If a world cleansed of imperfections is what we wish for then Dawkins, with his Down's Syndrome outburst, has shown us the way.
Richard Dawkins is not ‘pro-choice’. I know, it surprised me too. Turns out that atheism’s high priest thinks abortion isn’t just a ‘right’ or an ‘option’ – he thinks it’s an obligation. “Abort it. And try again. It would be immoral to bring it into the world,” the professor told one of his Twitter cultists when asked what the right thing to do would be should they discover their unborn child has Down’s Syndrome. Charming, eh?
I am not going to spend the rest of this blog espousing my views on abortion. There are many, many others with more wit, sense, style and understanding – I’ll let them continue to slog it out. But what is interesting about Dawkins’ outburst is how neatly it illustrates the imbalance in how we talk about questions of the body and morality in society.
Those who seek to liberalise almost always frame their arguments in the context of ‘choice’. We must be allowed to ‘choose’ whether to carry a child, to ‘choose’ when and where to die – and so on. This is the argument that has won women abortion rights and which will probably win the right to an assisted suicide. And it is a difficult case to contend with for those of us with deep misgivings – it taps directly into humanity’s vanity about itself. It paints us as free, rugged and self-actualising. Not for us the petty constraints of nature. No, we can ‘choose’.
That’s a pretty attractive offer. And it also, helpfully, has an inbuilt defence mechanism against opposition. Don’t like abortion? Don’t have one. Don’t believe in assisted suicide? Don’t do it then. Disapprove of gay marriage? Don’t marry a man. Because we’re all free floating, autonomous Ayn Rand characters our decisions don’t affect anyone else – you see? Of course, some of us know that this isn’t true. Society is an ecosystem that is as finely balanced, precarious and complex as the most imperiled coral reef. And what we choose to do does have an impact – on institutions, on our community, on the society that has nurtured us into existence. That doesn’t mean that change is always wrong, that we must preserve all that our parents left us in aspic. But it does mean that progress should be made in conversation with our traditions and with respect for the wisdom of those who weaved the fabric of our civilisation. All that being the case, though, the relentless logic of choice is a tricky thing to stand up against. It is clever, it is seductive and it is popular. And telling people that you’re against them choosing things goes down particularly poorly in 21st Century Britain.
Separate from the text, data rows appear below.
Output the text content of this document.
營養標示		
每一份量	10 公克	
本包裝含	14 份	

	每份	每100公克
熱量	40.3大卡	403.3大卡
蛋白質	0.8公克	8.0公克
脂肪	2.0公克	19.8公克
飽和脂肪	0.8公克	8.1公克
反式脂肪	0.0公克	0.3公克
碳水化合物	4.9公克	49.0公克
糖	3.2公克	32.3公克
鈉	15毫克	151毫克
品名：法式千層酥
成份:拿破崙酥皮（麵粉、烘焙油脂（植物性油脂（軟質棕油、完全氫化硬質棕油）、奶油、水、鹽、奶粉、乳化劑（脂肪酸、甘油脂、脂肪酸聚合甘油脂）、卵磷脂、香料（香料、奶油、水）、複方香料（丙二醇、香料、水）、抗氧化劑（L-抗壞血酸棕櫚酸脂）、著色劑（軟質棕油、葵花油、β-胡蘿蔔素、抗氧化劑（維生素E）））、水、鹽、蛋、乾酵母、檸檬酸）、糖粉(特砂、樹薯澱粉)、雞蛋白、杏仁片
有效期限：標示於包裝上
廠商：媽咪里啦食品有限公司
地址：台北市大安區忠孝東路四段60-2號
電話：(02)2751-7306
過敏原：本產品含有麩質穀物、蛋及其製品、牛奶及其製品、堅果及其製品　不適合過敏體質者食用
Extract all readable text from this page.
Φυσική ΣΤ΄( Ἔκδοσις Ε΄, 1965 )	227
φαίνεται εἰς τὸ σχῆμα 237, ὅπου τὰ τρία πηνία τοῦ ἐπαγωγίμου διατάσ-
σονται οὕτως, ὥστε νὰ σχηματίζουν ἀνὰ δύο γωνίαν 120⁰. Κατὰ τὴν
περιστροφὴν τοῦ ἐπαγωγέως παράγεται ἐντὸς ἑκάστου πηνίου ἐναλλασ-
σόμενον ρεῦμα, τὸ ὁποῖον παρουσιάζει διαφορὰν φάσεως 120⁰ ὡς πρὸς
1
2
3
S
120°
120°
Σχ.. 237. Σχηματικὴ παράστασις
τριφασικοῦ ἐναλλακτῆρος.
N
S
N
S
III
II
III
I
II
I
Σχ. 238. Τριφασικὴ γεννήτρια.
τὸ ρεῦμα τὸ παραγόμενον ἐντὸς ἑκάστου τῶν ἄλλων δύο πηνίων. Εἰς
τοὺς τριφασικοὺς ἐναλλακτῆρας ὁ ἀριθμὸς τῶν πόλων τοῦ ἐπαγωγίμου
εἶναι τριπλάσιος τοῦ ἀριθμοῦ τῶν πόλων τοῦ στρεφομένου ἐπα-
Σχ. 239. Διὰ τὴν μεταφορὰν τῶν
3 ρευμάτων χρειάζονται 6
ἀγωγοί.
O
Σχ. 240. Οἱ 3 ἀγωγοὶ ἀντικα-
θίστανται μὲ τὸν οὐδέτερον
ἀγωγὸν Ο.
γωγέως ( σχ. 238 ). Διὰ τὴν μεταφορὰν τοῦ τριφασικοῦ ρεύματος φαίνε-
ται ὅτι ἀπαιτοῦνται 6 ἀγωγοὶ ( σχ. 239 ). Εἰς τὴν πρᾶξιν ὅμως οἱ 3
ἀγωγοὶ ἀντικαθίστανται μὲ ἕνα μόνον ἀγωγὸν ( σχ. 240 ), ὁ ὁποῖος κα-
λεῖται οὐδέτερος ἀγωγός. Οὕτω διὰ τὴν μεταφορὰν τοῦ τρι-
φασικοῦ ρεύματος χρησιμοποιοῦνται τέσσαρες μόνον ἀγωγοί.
So Professor Dawkins has done us a huge service in his honesty. Because he has pointed out – in the grimmest possible way – that people like him don’t believe in the sanctity of choice anymore than I do. They too believe in obligation and tradition – all that autonomy guff was merely shiny wrapping paper, a canny PR exercise. What starts out as a ‘right’ swiftly becomes a tacit expectation. One day the norm is that you can, if you want, choose to end the life of your unborn, disabled child. The next you are selfish or immoral if you choose not to. And what happens tomorrow? Well tomorrow you are instructed to end its life because the state has determined that it is cruel to let it live. Dawkins has shown us what he and a great many others really believe – that our tradition of the sanctity of life must be replaced with a new tradition of utilitarian eugenics.
This is helpful for two reasons. One, because it frees us of a false and circular argument about choice. It helps us to tell the story of our fears and it helps us to explain that freedom has consequences too. You are not just being gifted new rights, you are being asked to fundamentally change the way society views humanity. You may still be fine with that, but you can’t pretend it is not the case.
Two, it shines a light on the truth about assisted suicide. The people urging this new right upon us do not do so out of hatred for the disabled, the infirm and the old aged. They do so, mostly, with good but misguided intentions. But they cannot be allowed to look away from the impact this seemingly small, apparently harmless, change will have. Today the terminally ill will be allowed to ask for death. Tomorrow they will be expected to. Richard Dawkins will be instructing his followers that they are selfish for clinging to life, that it is immoral to refuse the pill, that they are silly and cruel for not embracing death.
If a world cleansed of imperfections is what we wish for then Dawkins has shown us the way. We can be free of people with Down’s Syndrome. We can shed the burden of the sick, the tired, the sad and the old. All of this is possible. But if, like me, you thought Logan’s Run a dystopian warning rather than a template for the future we should look upon the Professor’s words with a chill down our spine and a new resolve to carry on fighting.